Wir möchten Sie auf dieser Seite über den Hintergrund und die Wirkungsweise der Reizstromgeräte informieren; nachfolgend eine Stellungnahme von Sabine Winkler, bekannt durch ihre Bücher "So lernt mein Hund" und "Hundeerziehung", erschienen im Kosmos-Verlag:
Contact your Dog
Ist diese Methode wirklich der große Durchbruch?
Immer wieder wird nach dem Erscheinen des Artikels "Schluss mit Leckerchen und Trallala!" in "Partner Hund 2/2001" von Hundebesitzern die Frage an uns herangetragen, ob man die in dem Artikel geschilderte Methode, die unter dem Namen "Contact your Dog" vermarktet wird, nicht auch für das eigene Training verwenden könnte, z.B. "wenn der Hund das eine oder andere gar nicht lernen will". Grund genug für eine Stellungnahme.
Grundsätzlich können wir Menschen unsere Hunde auf zwei Wegen beeinflussen:
- durch positive Verstärkung: der Hund arbeitet, um etwas Angenehmes zu bekommen oder tun zu dürfen. Er wird z.B. mit Spiel, Leckerli oder anderen Dingen belohnt, wenn er das von uns Gewünschte tut.
- durch negative Verstärkung: der Hund arbeitet, um etwas Unangenehmem zu entgehen oder es "abzustellen". Man setzt also einen unangenehmen Reiz (= Sinneswahrnehmung), z.B. Druck auf den Körper, Zug oder Ruck an der Leine, Elektroschock o.ä. und wenn der Hund das von uns Gewünschte tut, beendet man die unangenehme Einwirkung. Das Gefühl der Erleichterung, das der Hund dann verspürt, ist natürlich auch eine wirksame "Belohnung".
"Contact your Dog" und andere ähnliche Systeme beruhen auf negativer Verstärkung durch sogenannte Reizstromgeräte (volkstümlich Teletakt genannt). Neue Geräte dieser Art von der Firma Innotec erlauben durch sehr viele einstellbare Stufen eine dosiertere Stromeinwirkung als herkömmliche Geräte. Auf den niedrigen Stufen handelt es sich um eine Art "kribbeln", das zwar unangenehm, aber unterhalb der Schmerzgrenze angesiedelt sein soll. Im Prinzip wird der Hund also "unter Niedrigstrom gesetzt". Dieser wird abgestellt, sobald der Hund das vom Menschen Gewünschte tut.
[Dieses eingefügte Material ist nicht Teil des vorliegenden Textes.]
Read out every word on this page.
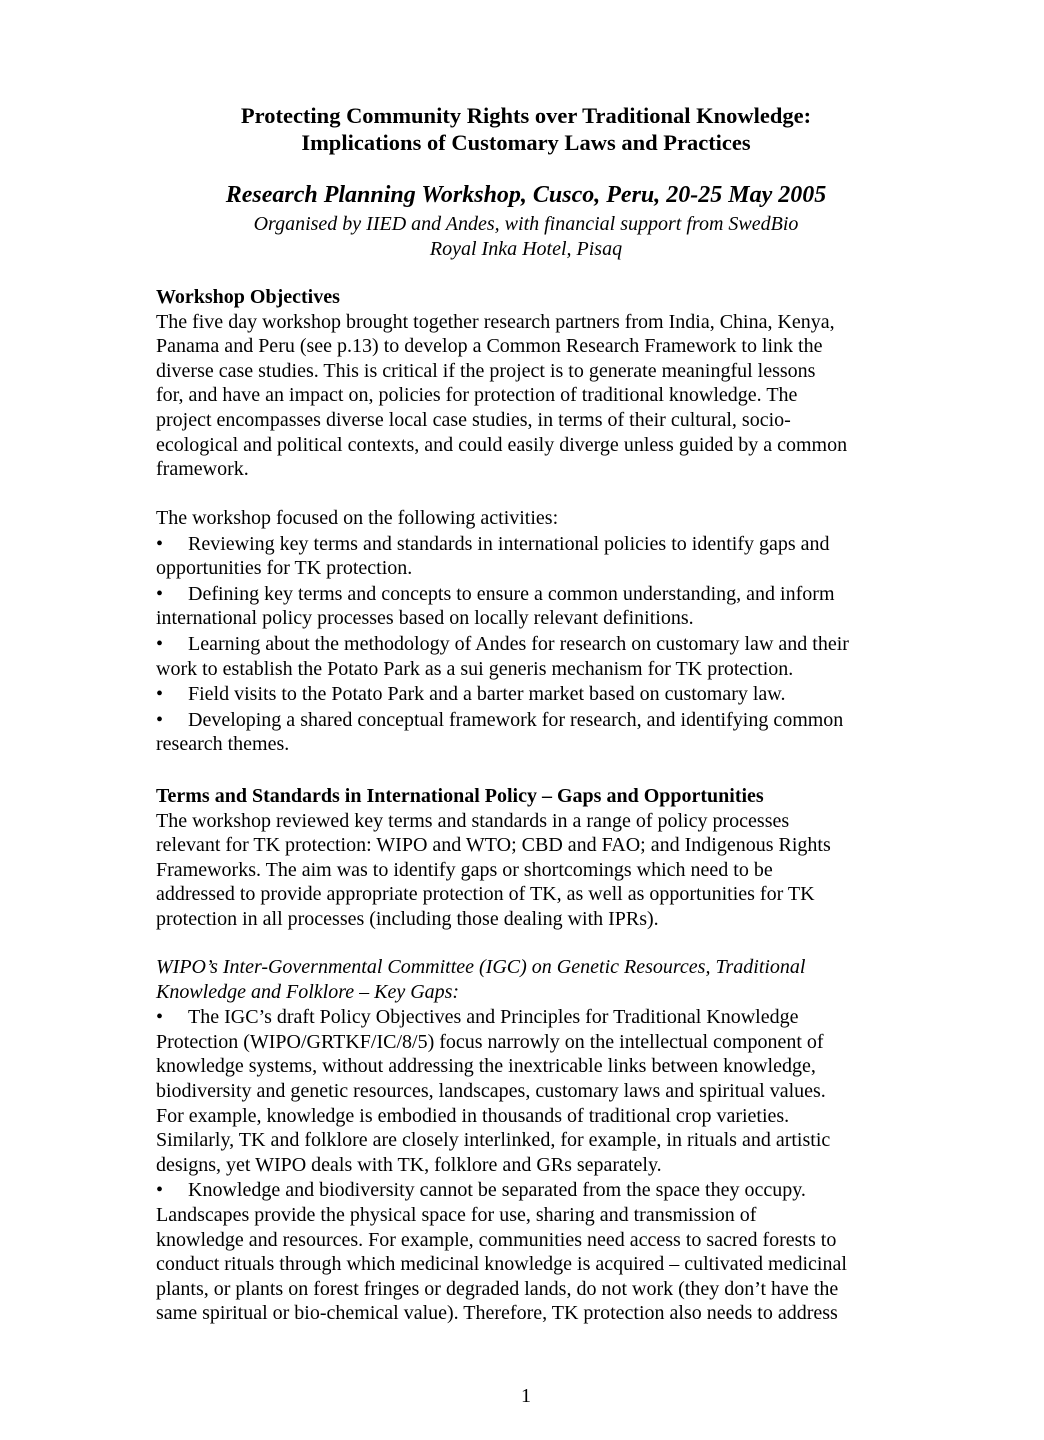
Protecting Community Rights over Traditional Knowledge:
Implications of Customary Laws and Practices
Research Planning Workshop, Cusco, Peru, 20-25 May 2005
Organised by IIED and Andes, with financial support from SwedBio
Royal Inka Hotel, Pisaq
Workshop Objectives
The five day workshop brought together research partners from India, China, Kenya,
Panama and Peru (see p.13) to develop a Common Research Framework to link the
diverse case studies. This is critical if the project is to generate meaningful lessons
for, and have an impact on, policies for protection of traditional knowledge. The
project encompasses diverse local case studies, in terms of their cultural, socio-
ecological and political contexts, and could easily diverge unless guided by a common
framework.
The workshop focused on the following activities:
• Reviewing key terms and standards in international policies to identify gaps and
opportunities for TK protection.
• Defining key terms and concepts to ensure a common understanding, and inform
international policy processes based on locally relevant definitions.
• Learning about the methodology of Andes for research on customary law and their
work to establish the Potato Park as a sui generis mechanism for TK protection.
• Field visits to the Potato Park and a barter market based on customary law.
• Developing a shared conceptual framework for research, and identifying common
research themes.
Terms and Standards in International Policy – Gaps and Opportunities
The workshop reviewed key terms and standards in a range of policy processes
relevant for TK protection: WIPO and WTO; CBD and FAO; and Indigenous Rights
Frameworks. The aim was to identify gaps or shortcomings which need to be
addressed to provide appropriate protection of TK, as well as opportunities for TK
protection in all processes (including those dealing with IPRs).
WIPO’s Inter-Governmental Committee (IGC) on Genetic Resources, Traditional
Knowledge and Folklore – Key Gaps:
• The IGC’s draft Policy Objectives and Principles for Traditional Knowledge
Protection (WIPO/GRTKF/IC/8/5) focus narrowly on the intellectual component of
knowledge systems, without addressing the inextricable links between knowledge,
biodiversity and genetic resources, landscapes, customary laws and spiritual values.
For example, knowledge is embodied in thousands of traditional crop varieties.
Similarly, TK and folklore are closely interlinked, for example, in rituals and artistic
designs, yet WIPO deals with TK, folklore and GRs separately.
• Knowledge and biodiversity cannot be separated from the space they occupy.
Landscapes provide the physical space for use, sharing and transmission of
knowledge and resources. For example, communities need access to sacred forests to
conduct rituals through which medicinal knowledge is acquired – cultivated medicinal
plants, or plants on forest fringes or degraded lands, do not work (they don’t have the
same spiritual or bio-chemical value). Therefore, TK protection also needs to address
1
Zusätzlich werden "Hilfen" wie Zug oder Druck mit Leine und/oder Händen eingesetzt, um das gewünschte Verhalten "anzubahnen". Die Methode ist sicherlich recht ausgefeilt und wesentlich tierschutzgerechter als die "alte" Teletaktanwendung. Sie ist aber dafür auch recht kompliziert in der Anwendung und - wie gesagt - zweifellos eine Methode der negativen Verstärkung.
Negative Verstärkung funktioniert, was man schon daran sieht, daß auch Folterknechte in aller Welt sich dieser Methode bedienen, wenn sie Geständnisse erpressen wollen. (Fairerweise muß man allerdings hinzufügen, daß sie höhere Stromstärken verwenden als "Contact your Dog".) In der Hundeausbildung hat sie aber einige Tücken.
- Erstens ist es im Gegensatz zu positiver Verstärkung eine sehr wenig fehlertolerante Methode. Ein im falschen Moment gegebenes Leckerchen schadet nicht viel, eine im falschen Moment gegebene oder nicht im richtigen Moment wieder aufgehobene unangenehme Einwirkung schon.
- Zweitens steht der Hund durch die unangenehmen Reize, die man ihm zufügt, unter mehr oder minder großem Streß. Ist er zu stark gestreßt, kann er nicht lernen.
- Drittens besteht die große Gefahr, daß er die Unannehmlichkeiten mit anderen Dingen verknüpft als man will, z.B. mit der Person des Trainers oder dem Hundeplatz oder dem Bringholz usw. Er würde dann beginnen, Meideverhalten oder sogar aktive Gegenwehr gegenüber all dem zu zeigen. Viele Hunde bekommen mit der Zeit auch eine negative Einstellung zum Üben mit ihrem Menschen. Sie werden dann lustlos und widerwillig und neigen zu "Drückebergerei".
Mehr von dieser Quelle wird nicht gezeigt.